Peter Thiel’s latest investments: better search and cellular nanotechnology

Breakout Labs, an offshoot of PayPal Co-founder Peter Thiel’s eponymous Thiel Foundation, has funded its first two startups of the year: SkyPhrase and Stealth Biosciences. The former is trying to improve data analysis and interaction via better natural language processing, while the other is trying to improve our health by literally sticking straws into our cells.

SkyPhrase is a very early-phase company that, according to its web site, has “made breakthroughs in algorithms that enable computers to understand more complex language with greater precision than has ever been possible.” The goal is to improve search functionality but also to give developers a new, easy way to incorporate natural language processing into their apps. The company was founded by Rensselaer Polytechnic Institute Professor Nick Cassimatis.
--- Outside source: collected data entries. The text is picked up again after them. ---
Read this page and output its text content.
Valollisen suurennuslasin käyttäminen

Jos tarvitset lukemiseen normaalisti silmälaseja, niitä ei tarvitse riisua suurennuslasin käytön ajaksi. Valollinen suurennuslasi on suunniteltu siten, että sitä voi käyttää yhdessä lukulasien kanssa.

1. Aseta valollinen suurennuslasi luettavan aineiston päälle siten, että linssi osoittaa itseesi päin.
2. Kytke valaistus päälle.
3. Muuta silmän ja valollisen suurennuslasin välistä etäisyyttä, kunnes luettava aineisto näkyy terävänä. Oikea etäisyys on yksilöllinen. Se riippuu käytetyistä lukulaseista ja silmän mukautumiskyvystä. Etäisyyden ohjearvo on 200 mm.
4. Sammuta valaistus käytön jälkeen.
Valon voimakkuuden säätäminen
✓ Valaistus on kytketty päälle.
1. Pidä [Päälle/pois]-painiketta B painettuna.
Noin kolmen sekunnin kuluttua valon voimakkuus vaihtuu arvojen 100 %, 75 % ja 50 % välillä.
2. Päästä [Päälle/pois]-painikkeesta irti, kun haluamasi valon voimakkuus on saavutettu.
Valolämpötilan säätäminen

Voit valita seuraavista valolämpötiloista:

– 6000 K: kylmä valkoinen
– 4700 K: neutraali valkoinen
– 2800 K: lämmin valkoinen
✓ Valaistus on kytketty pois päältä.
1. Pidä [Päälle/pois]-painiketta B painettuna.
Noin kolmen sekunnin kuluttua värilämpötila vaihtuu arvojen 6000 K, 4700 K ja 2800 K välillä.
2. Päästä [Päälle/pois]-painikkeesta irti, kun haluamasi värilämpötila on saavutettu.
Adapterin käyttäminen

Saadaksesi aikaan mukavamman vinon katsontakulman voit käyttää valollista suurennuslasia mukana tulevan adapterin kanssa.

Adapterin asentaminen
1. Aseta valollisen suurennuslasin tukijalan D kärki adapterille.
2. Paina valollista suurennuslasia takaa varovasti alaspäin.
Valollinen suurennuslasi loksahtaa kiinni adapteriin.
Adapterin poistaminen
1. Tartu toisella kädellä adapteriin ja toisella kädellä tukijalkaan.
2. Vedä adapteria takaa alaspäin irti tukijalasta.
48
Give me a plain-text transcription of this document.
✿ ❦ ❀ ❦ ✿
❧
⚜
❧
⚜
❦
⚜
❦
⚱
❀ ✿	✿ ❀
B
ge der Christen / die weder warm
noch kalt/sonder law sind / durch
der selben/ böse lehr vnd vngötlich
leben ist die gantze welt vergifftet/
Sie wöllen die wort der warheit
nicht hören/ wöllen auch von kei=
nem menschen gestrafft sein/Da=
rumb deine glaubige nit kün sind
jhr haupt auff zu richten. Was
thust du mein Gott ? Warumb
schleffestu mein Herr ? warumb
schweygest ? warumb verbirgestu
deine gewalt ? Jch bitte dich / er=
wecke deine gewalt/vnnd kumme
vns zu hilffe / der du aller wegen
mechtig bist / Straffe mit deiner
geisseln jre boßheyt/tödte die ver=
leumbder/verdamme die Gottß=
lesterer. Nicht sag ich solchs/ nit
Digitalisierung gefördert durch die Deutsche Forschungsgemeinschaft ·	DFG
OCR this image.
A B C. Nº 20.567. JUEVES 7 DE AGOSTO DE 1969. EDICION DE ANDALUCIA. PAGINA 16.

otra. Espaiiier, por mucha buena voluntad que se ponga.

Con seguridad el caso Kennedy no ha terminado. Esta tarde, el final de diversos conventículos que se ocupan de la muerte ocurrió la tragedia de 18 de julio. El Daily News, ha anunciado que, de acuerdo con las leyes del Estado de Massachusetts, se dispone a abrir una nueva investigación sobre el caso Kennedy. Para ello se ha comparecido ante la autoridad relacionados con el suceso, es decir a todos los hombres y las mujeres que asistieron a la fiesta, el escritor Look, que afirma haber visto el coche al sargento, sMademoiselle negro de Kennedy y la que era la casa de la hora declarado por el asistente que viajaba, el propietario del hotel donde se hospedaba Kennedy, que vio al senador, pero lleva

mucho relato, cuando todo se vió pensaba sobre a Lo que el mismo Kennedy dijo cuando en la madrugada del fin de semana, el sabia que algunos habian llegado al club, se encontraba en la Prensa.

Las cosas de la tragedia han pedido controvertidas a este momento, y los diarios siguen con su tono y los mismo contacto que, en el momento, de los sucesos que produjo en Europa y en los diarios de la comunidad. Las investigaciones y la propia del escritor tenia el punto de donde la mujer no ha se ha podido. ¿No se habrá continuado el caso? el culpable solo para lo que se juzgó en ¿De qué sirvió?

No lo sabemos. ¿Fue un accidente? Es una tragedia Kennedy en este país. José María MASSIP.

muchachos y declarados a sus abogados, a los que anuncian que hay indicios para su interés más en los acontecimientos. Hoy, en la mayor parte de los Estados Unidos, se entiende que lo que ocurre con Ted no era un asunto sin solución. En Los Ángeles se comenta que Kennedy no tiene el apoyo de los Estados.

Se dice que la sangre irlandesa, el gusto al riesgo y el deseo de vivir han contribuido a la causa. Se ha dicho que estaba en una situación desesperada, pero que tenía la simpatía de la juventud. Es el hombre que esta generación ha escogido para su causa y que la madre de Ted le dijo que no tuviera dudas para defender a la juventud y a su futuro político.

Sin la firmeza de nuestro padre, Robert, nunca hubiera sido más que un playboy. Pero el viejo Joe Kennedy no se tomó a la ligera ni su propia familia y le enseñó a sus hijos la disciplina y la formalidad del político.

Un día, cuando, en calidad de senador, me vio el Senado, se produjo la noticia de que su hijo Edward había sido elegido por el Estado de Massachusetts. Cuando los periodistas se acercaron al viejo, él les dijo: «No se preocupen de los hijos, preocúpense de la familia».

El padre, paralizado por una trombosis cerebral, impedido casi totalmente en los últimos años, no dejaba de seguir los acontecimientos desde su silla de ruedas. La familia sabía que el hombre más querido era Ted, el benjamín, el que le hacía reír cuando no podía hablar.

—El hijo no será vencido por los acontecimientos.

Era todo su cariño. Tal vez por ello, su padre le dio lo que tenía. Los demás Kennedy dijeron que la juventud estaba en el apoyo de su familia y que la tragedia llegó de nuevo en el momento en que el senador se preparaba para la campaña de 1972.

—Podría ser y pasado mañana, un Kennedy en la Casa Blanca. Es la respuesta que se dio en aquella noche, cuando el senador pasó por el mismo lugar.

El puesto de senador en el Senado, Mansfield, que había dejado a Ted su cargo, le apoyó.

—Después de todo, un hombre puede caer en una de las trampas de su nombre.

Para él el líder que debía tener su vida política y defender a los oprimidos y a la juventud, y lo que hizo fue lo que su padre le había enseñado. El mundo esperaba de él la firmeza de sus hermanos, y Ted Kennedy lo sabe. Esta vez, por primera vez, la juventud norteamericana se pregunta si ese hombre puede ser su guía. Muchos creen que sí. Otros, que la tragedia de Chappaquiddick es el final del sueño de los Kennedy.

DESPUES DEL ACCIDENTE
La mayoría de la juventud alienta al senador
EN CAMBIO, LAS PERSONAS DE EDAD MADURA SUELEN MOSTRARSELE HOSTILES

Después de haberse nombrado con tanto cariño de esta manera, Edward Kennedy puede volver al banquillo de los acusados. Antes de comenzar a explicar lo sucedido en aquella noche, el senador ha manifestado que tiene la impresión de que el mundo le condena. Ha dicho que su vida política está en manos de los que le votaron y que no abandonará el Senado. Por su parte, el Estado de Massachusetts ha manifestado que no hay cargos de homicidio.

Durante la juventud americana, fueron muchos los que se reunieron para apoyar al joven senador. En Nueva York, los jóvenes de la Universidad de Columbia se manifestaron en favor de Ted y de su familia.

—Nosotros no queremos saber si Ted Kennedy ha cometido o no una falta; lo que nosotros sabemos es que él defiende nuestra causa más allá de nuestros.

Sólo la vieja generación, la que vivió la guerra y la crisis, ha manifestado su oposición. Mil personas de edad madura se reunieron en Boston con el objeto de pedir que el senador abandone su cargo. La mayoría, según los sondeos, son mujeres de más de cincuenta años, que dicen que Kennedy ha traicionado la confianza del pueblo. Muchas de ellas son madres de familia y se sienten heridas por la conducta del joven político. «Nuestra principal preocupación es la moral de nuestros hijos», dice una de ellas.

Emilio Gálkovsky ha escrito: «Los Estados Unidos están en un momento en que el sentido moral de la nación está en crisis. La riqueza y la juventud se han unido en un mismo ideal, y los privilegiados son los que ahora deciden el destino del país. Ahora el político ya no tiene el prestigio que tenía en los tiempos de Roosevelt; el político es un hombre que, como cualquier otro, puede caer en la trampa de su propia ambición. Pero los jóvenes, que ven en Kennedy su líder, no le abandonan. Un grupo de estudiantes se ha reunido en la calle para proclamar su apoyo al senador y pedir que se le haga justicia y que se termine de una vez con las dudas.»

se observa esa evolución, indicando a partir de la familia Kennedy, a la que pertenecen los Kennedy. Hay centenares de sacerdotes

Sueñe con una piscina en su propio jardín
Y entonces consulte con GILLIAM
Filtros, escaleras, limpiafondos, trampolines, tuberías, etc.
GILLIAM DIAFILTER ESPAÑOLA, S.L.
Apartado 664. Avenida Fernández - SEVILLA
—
In January, MIT Technology Review reporter Rachel Metz covered the company and actually reviewed an early version of the technology as applied to searching through tweets and emails. It wasn’t yet trained to do what she wanted with tweets but, she wrote, did a “decent” job searching through emails. Part of what makes it work appears to be its ability to understand conjunctions, even if it doesn’t yet have semantic capabilities: “I could search for, say, ‘e-mails from Bob Loblaw in December and January about recipes with a PDF,’ or ‘e-mails from Bob Loblaw or Tobias Funke about cookies in December,’” Metz explained.

Nanostraws in a cell

Nanostraws in a cell

Breakout Labs’ other new investment, Stealth Biosciences, is a team of Stanford professors, executives and entrepreneurs that has invented a way to get materials into and out of individual cells and to monitor their activity via electric probe. Called Nanostraws and Stealth Electrodes, respectively, the companies two techniques do just what they sound like they do: NanoStraws let doctors inject or extract material from cells in the aims of advancing research and delivering personalized medicine, while the electrodes “automate long-term intracellular electrical recordings of neurons and heart cells.”

Stealth Biosciences, in particular, seems like a heady endeavor, but that’s exactly what Breakout Labs is all about. Launched in 2011, the organization aims to fund projects too early in their lives to attract traditional venture capital. Those funded aren’t giving up large equity stakes in their companies, but are expected to provide a “modest portion” of their revenues back into the program to fund the next generation of Breakout Labs investments. Other investments thus far include Modern meadow — a company trying to create artificial meat using 3-D printers — and AVEtec, a Canadian startup trying to harness the power of tornadoes for good.